All sorts of persons, and every individual, has a place to fill in the world, and is important in some respects, whether he chooses to be so or not.
A Thanksgiving dinner. All the miserable on earth are to be invited,—as the drunkard, the bereaved parent, the ruined merchant, the broken-hearted lover, the poor widow, the old man and woman who have outlived their generation, the disappointed author, the wounded, sick, and broken soldier, the diseased person, the infidel, the man with an evil conscience, little orphan children, or children of neglectful parents, shall be admitted to the table, and many others. The giver of the feast goes out to deliver his invitations. Some of the guests he meets in the streets, some he knocks for at the doors of their houses. The description must be rapid. But who must be the giver of the feast, and what his claims to preside?

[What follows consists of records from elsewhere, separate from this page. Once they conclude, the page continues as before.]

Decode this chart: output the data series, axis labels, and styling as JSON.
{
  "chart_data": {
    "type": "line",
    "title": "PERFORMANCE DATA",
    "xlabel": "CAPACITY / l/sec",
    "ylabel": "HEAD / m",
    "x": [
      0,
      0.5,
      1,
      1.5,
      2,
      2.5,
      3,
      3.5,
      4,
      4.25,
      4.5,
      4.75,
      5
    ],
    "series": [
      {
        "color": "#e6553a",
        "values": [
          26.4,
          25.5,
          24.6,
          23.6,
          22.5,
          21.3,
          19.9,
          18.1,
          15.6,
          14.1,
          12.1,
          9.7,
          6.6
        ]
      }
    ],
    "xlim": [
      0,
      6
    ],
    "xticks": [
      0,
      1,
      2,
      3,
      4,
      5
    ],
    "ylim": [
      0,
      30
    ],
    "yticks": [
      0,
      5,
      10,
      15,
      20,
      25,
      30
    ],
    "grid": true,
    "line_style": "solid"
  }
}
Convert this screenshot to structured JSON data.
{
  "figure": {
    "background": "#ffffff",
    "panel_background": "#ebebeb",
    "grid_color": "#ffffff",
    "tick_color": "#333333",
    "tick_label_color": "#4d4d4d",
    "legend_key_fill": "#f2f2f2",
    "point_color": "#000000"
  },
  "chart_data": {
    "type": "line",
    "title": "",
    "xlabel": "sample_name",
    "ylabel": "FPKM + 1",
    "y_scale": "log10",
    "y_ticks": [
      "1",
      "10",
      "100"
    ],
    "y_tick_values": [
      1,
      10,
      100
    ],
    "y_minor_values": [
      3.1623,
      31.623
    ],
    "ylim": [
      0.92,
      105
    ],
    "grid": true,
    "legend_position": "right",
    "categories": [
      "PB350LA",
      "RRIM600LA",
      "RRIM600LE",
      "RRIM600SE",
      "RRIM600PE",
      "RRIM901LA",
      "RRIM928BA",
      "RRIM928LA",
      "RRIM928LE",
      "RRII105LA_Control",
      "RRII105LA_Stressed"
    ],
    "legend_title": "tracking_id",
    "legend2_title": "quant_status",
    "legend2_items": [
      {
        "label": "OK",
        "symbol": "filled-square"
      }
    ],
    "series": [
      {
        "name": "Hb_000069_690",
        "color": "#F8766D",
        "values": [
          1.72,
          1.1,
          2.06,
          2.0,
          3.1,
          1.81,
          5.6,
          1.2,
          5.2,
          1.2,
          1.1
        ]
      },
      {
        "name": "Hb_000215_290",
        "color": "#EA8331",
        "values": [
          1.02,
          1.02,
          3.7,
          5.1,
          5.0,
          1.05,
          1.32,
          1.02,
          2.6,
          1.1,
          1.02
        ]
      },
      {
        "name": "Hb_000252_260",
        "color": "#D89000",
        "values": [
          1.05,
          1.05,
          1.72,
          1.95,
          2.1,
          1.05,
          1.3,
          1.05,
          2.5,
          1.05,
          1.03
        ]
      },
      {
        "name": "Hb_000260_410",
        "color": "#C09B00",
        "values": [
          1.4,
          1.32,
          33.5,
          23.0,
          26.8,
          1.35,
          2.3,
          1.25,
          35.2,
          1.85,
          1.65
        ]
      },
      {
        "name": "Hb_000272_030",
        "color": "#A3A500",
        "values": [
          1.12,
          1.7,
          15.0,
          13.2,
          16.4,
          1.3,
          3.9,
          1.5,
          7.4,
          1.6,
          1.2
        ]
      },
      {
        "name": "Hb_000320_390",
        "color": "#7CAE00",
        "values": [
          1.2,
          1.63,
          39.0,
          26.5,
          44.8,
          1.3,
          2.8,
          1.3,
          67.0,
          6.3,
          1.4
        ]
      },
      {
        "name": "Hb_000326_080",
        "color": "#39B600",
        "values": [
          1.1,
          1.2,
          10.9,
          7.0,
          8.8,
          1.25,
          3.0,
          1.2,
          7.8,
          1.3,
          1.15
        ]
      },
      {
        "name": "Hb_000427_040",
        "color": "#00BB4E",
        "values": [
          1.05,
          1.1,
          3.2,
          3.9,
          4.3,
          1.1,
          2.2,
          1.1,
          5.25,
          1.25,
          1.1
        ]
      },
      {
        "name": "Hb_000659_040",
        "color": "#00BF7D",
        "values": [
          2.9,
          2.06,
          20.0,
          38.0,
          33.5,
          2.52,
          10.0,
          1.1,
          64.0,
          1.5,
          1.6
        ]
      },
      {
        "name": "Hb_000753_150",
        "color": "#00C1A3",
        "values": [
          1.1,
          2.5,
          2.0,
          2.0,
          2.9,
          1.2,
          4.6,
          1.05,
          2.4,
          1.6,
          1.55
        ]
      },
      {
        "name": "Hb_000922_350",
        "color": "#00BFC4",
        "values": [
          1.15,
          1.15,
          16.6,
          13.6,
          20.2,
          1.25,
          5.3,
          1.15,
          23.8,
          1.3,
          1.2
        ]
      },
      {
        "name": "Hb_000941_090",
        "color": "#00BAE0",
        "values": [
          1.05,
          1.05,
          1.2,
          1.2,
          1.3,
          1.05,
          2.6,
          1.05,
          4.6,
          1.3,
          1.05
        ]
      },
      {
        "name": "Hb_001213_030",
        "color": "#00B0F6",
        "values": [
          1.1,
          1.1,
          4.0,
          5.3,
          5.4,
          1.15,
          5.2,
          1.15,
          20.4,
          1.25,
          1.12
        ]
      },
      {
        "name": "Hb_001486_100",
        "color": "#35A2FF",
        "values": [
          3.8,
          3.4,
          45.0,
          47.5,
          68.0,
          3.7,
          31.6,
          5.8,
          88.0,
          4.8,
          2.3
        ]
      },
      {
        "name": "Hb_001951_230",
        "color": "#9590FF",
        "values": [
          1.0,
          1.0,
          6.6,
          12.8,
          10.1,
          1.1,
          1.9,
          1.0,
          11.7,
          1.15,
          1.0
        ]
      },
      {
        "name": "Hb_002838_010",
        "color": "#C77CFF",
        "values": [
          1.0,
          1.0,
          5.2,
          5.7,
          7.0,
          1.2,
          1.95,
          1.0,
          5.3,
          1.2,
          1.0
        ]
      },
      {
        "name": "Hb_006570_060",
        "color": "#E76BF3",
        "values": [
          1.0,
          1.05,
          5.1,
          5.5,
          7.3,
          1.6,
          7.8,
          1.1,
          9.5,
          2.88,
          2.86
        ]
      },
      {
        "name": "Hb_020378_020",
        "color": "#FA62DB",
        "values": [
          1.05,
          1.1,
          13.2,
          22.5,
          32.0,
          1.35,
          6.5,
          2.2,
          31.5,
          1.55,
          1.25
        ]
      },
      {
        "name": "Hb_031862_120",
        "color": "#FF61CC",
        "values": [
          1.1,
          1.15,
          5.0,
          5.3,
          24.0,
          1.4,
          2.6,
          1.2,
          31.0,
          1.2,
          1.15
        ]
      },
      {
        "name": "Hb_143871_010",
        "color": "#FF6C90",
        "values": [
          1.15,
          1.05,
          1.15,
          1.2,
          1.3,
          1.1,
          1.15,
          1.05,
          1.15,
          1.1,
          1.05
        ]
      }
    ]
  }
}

A man who has never found out what he is fit for, who has unsettled aims or objects in life, and whose mind gnaws him, making him the sufferer of many kinds of misery. He should meet some pious, old, sorrowful person, with more outward calamities than any other, and invite him with a reflection that piety would make all that miserable company truly thankful.
Merry, in merry England, does not mean mirthful; but is corrupted from an old Teutonic word signifying famous or renowned.
In an old London newspaper, 1678, there is an advertisement, among other goods at auction, of a black girl of about fifteen years old, to be sold.
We sometimes congratulate ourselves at the moment of waking from a troubled dream: it may be so the moment after death.